When your kitchen needs a makeover, your least expensive option sits in a few cans of paint. In just a weekend, you can turn your dark, gloomy kitchen into a space that welcomes and reflects natural light. A coat of white paint on cabinets opens up the space and gives your kitchen a fresh, clean look.
When painting white over darker colors, include a primer coat to avoid the color bleeding through. Oil-based primer and paints create a smooth, durable and long-lasting finish, but you may prefer to use comparable latex paints instead.
Things You'll Need
- Cabinet cleaner
- Clean cloth
- Masking tape
- Pen or pencil
- Dropcloths or plastic sheeting
- Flat work surface
- Several resealable plastic bags
- Paintable wood putty
- Putty knife
- Tacky cloth
- Painter's tray
- 2 paint tray liners
- 2 paintbrushes, 1 1/2-inch
- 1 paint roller frame
- 2 sponge rollers
- Oil-based primer
- Oil-based white paint
- 2 stir sticks
Oil-based primers contain volatile organic compounds resulting in strong odors and fumes. When using high VOC paints and primers, work in well-ventilated spaces and wear a National Institute for Occupational Safety and Health approved respirator. When working indoors, open windows and doors and use fans for
Step 1: A Clean Start
Wipe down the cabinet doors, drawers and framework with your usual cabinet or countertop cleaner. Allow cabinets to dry.
Step 2: Assign a Number
Create a numbering system to match cabinets and doors so that you return them to their original locations after painting. Write each number on a piece of masking tape and place it on an interior shelf. Assign a corresponding number to an area on the protected flat workspace for each door. This ensures the doors are returned to the right cabinet.
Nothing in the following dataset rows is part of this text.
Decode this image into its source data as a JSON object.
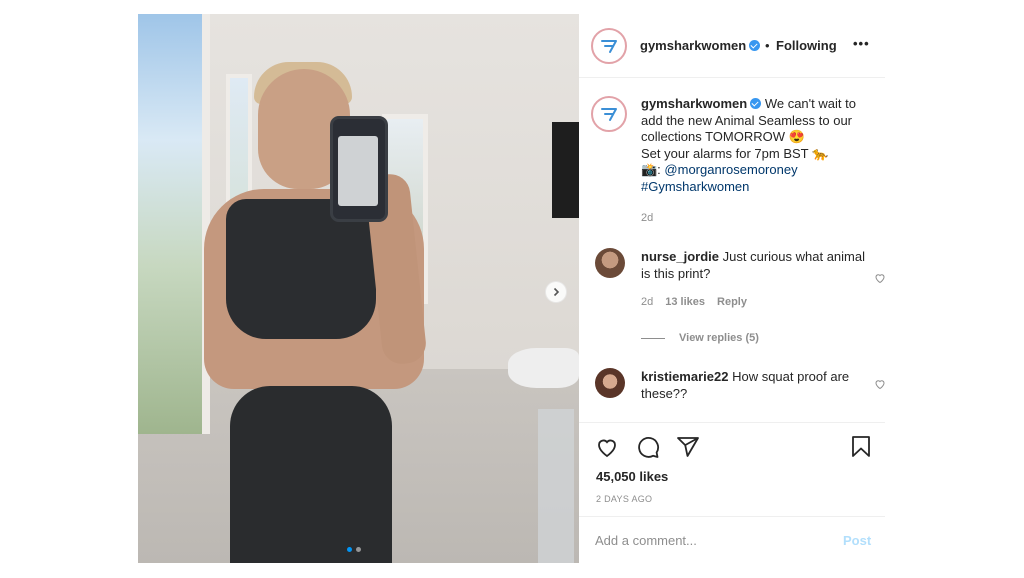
{
  "header": {
    "username": "gymsharkwomen",
    "separator": "•",
    "follow_status": "Following",
    "more_label": "•••"
  },
  "caption": {
    "username": "gymsharkwomen",
    "line1": "We can't wait to add the new Animal Seamless to our collections TOMORROW 😍",
    "line2": "Set your alarms for 7pm BST 🐆",
    "credit_prefix": "📸: ",
    "credit_mention": "@morganrosemoroney",
    "hashtag": "#Gymsharkwomen",
    "age": "2d"
  },
  "comments": [
    {
      "username": "nurse_jordie",
      "text": "Just curious what animal is this print?",
      "age": "2d",
      "likes": "13 likes",
      "reply_label": "Reply"
    },
    {
      "username": "kristiemarie22",
      "text": "How squat proof are these??"
    }
  ],
  "view_replies": "View replies (5)",
  "likes_count": "45,050 likes",
  "timestamp": "2 DAYS AGO",
  "comment_box": {
    "placeholder": "Add a comment...",
    "post_label": "Post"
  },
  "carousel": {
    "total_slides": 2,
    "active_slide": 1
  },
  "colors": {
    "link": "#00376b",
    "verified": "#3897f0",
    "post_disabled": "#b2dffc",
    "active_dot": "#0095f6"
  },
  "icons": [
    "gymshark-logo-icon",
    "verified-icon",
    "heart-icon",
    "comment-icon",
    "share-icon",
    "bookmark-icon",
    "chevron-right-icon"
  ]
}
Step 3: Remove Hardware, Doors and Drawers
Remove the handles, hinges and drawer pulls. Place the screws, hinges, door handles and drawer pulls inside a resealable plastic bag. After hardware removal, set the doors on their coordinating spots on the covered workplace. Remove the drawers and also place them on a covered work surface.
Step 4: Wood Filler
Add wood filler to holes and dings. Push the filler down into the hole or ding, and then scrape the putty knife to flatten and smooth the filler once the hole is full.
If you are reusing the same hardware, or have new hardware that can be attached using the same screw holes as the old pieces, there's no need to fill those holes with wood filler.
Step 5: First Sanding
Lightly sand the cabinets in the direction of the grain after the wood putty dries, which can take a minimum of 15 minutes depending on the hole depth. Sand filled areas smooth and then all the doors, drawers and cabinetry. Remove dust using a tacky cloth.
Always wear a face mask when sanding to avoid inhaling material.
Step 6: Prime Time
Open the primer can and stir well. Pour about 2 cups of the primer into a lined painter's tray. Paint the cabinet framework using the small paintbrush and the roller for larger areas. Cover cabinet doors with the primer, letting them completely dry before painting the underside and edges. Paint drawer fronts. Oil-based primers and paints can take up to 8 hours to thoroughly dry and cure depending on humidity and temperature. Add a second coat of primer if you can still see the previous color bleed through.
Designate a well-ventilated space in another part of the home or outdoors for sanding and painting. Use sawhorses to lay doors and drawers while they are drying to allow air circulation. Sawhorses make it easier to work on edges. Or stand doors on an angle on the wall to allow paint to dry.
Step 7: Second Sanding
Lightly sand the primer after painting to ensure a smooth, even coat. Oil-based paints smooth out as they dry, but if the primer surface has any rough spots, these will show through.
Step 8: Apply Paint
Stir the paint well before pouring into a lined paint tray. Apply the paint with the roller or paintbrush depending on your preference and design of the door. Cover the framework and cabinet doors with a coat of paint. Let the cabinet doors thoroughly dry before painting the edges and backsides. Paint the drawer fronts.
Use thin coats of paint to reduce runs and bubbling.
Step 9: Touch-Ups and Second Coat
Examine the first coat of paint for smoothness. After thoroughly dry, lightly sand any rough spots and repaint. Once touch-ups are dry, you can add a second coat of paint to framework, doors and drawer fronts, if desired.
Step 10: Reassembly and Finish
Add the hardware for the doors and attach the doors in the order they belong by matching the door numbers to cabinet numbers. Add door handles and drawer pulls and reinstall the drawers.
An electric sander and high-volume, low compression paint sprayer can help speed the process along and result in smoother finishes.